You play Lee Everett who was on his way to prison for killing his wife’s lover when the game begins. So no golden-child hero as the protagonist in The Walking Dead the lines between good and bad remain blurred. As Lee progresses through the game he meets a number of other survivors, just as keen on living as he is. The most predominant of these is a girl called Clementine, a child apparently orphaned by a zombie attack. Lee develops a father-daughter relationship and cares for a great deal. As the game progresses you meet more people, each with their own stories, their own skeletons in their closets and reasons for survival, though just like the TV program The Walking Dead game is not going to let them all walkout alive.
Playing the game is simple. You control your character by swiping the screen, things that can be interacted with appear as dots on the screen, while conversational options are chosen by pressing the one you want. The easy control method belies the complexity lying behind the story.
The best part of The Walking Dead game is how the game will shift and change depending on your decisions within the game. Decisions have to be made and the consequences lived with. Sometimes these are as seemingly mundane as a conversational option that makes another character start to like you, or distrust you. In the more extreme cases you are given an agonising choice of who you want to save from the hungry rotten jaws of zombies. There is no clemency in The Walking Dead, the one you choose not to save is torn apart and eaten and your choice then has ripples among the rest of the group.

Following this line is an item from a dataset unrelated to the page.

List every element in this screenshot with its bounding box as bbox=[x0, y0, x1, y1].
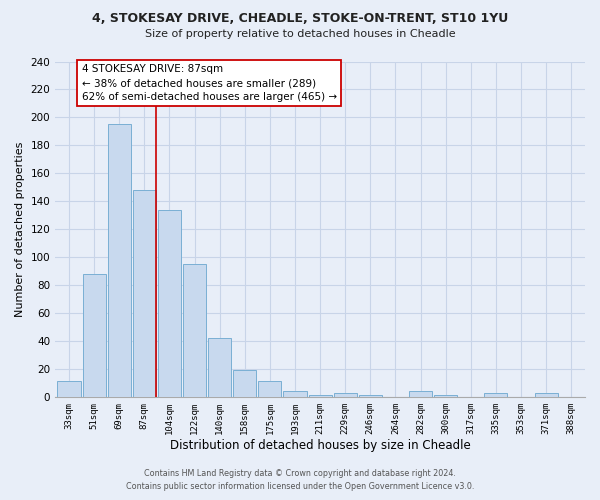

These choices are often pretty brutal yet realistic within the context. Do you leave the person with his leg stuck in a trap to be eaten by oncoming zombies or do you risk your life to hack his leg off with an axe? Do you kill the man who may be dying from a heart attack before he can rise, or do you risk that he will be ok? The choice is yours, but you cannot take as long as you want to make a decision, you have around 5 seconds to make your choice. Indecision may be worse than making the wrong decision, then again it may not be…
The Walking Dead Game is a game of choices and consequences, yet despite its low price tag and simple game mechanics I would rate the storyline equal to that of any number of the bigger storylined rpgs.